Regardless, back to Gabriel, who is just an empty suit of a villain, partly because the real villain is the scary A.I. conquering the world’s nuclear arsenals. It’s hard to really vilify a computer code for a movie, so enter this human handler, but he was uninspiring, so they added the secret back-story connection. It doesn’t work. I don’t really care about this guy being defeated, nor do I find him particularly threatening, miraculously killing Ilsa notwithstanding. The ultimate fight atop warring biplanes is visually impressive with its aerial photography, but the conclusion feels anticlimactic and the thrill of the set piece feels even slightly redundant when we remember Cruise has already hung from the side of a plane in M:I 5 and dangled from a helicopter in M:I 6. There’s yet another ominous timer ticking down, yet another deadly device with wires needing to be cut, and yet another side character possibly bleeding out to death. It feels rather par for the series, perhaps a thematic distillation of all those clips. There’s also some extra Fail Safe-style political hand-wringing at the highest levels of the U.S. government whether to give Ethan the benefit of the doubt or resort to some unorthodox methods for added stakes. It just adds up to a final hour of some strong moments in passing and too much of the same for a franchise that chartered new heights.
Placing it through the M:I pecking order, Final Reckoning is probably the weakest of the McQuarrie Era and arguably lesser than Mission: Impossible III, but it is leagues better than the first two Mission: Impossible entries. Realistically, this isn’t the end of the Mission: Impossible franchise, which has grossed close to five billion dollars over the span of its eight movies, but it is the end of Cruise as our star. The franchise was already previously engineered to hand off to Jeremy Renner in 2011’s Ghost Protocol, but then the movie proved too popular to persuasively function as writing off Ethan Hunt (unlike the other franchise also trying to hand off to Renner at the time, 2012’s Bourne Legacy, which proved so unpopular that Matt Damon came out of Bourne retirement). Cruise is now 63 years old and probably aware that these kind of death-defying stunts might be behind him even at his pace. Though I think the three separate shirtless scenes with Cruise are intended to dissuade you about the limits of his age (hey, I hope I look as good as Cruise’s abs when I’m 63). Final Reckoning is another chance to bid goodbye to its seminal action hero, which may be why there’s so much looking back and connecting unnecessary dots. This franchise is a celebration of the highs of big–budget action storytelling with the most game superstar with a death wish Hollywood could provide, so it’s bittersweet to see it reach some form of an end.

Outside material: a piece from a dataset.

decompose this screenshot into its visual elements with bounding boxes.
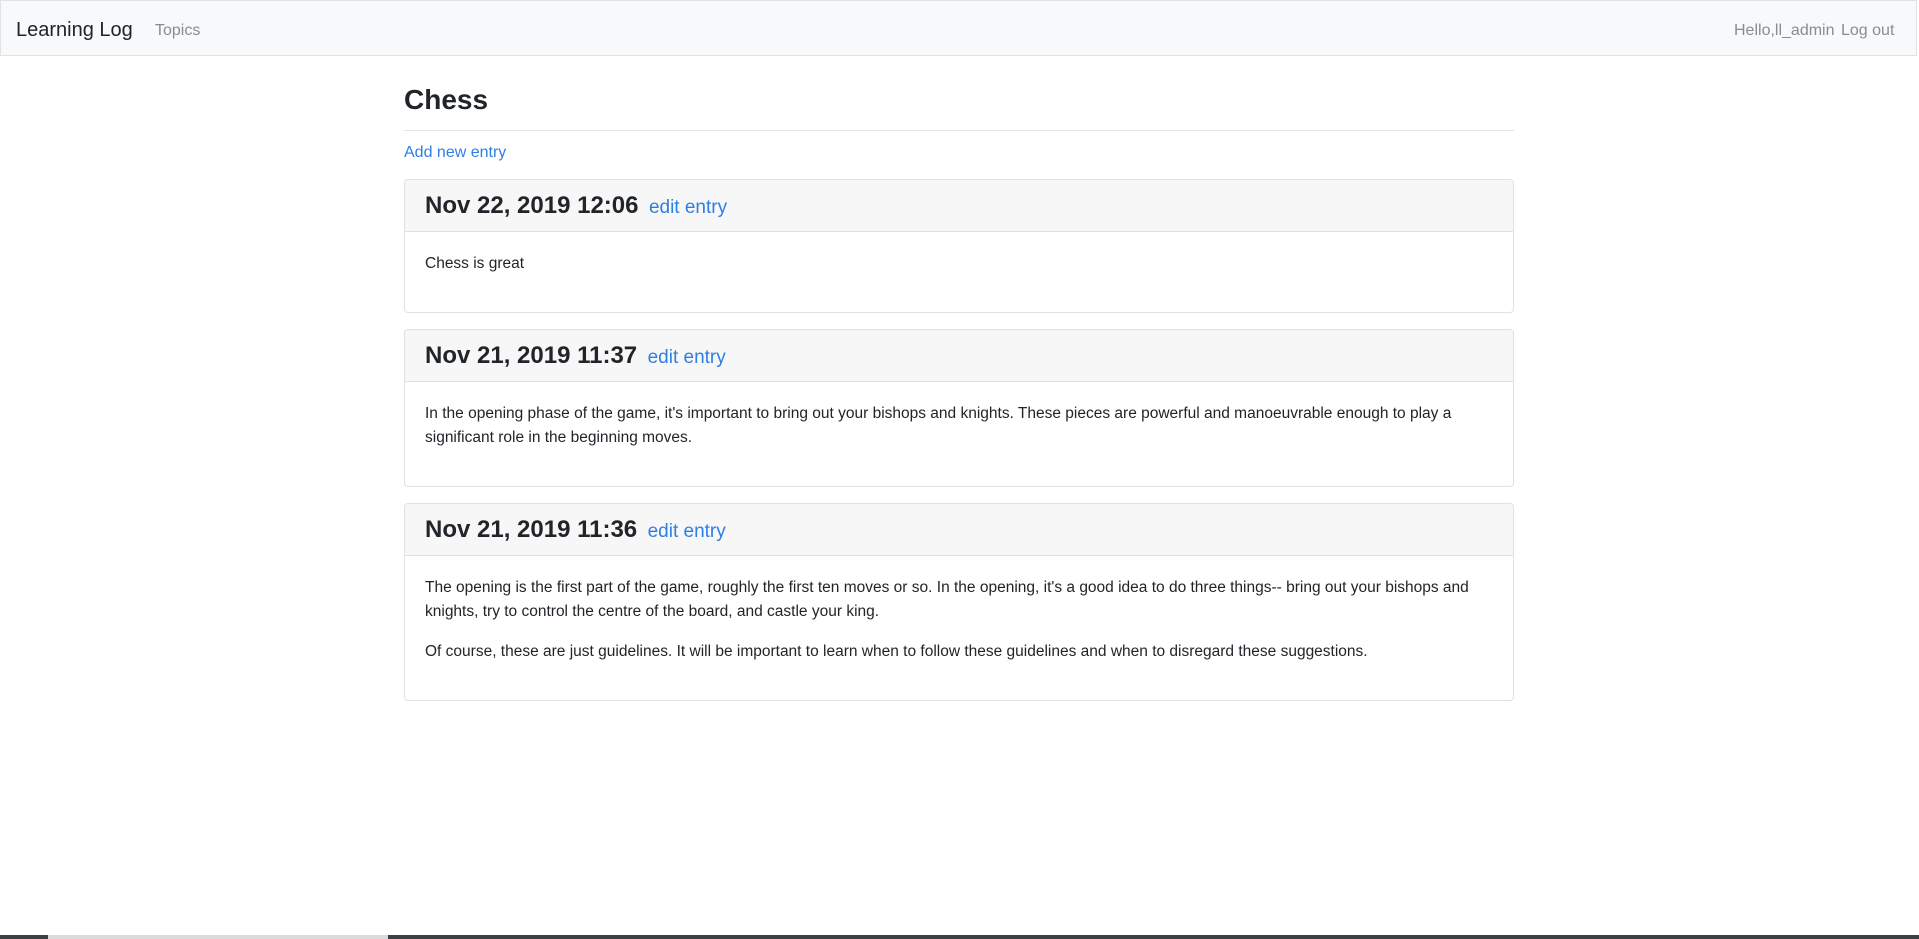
add-new-entry-link[interactable]: Add new entry bbox=[404, 143, 506, 163]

McQuarrie, the David Yates of the franchise, has been an excellent shepherd with a kinship with Cruise for grand popcorn entertainment. It’s not the best entry but even a lesser M:I movie still rises above just about most studio action cinema. It’s definitely underdeveloped, too long, and structurally questionable with its pacing and climax, but at its best, it still reminds you why this franchise rose above the rest.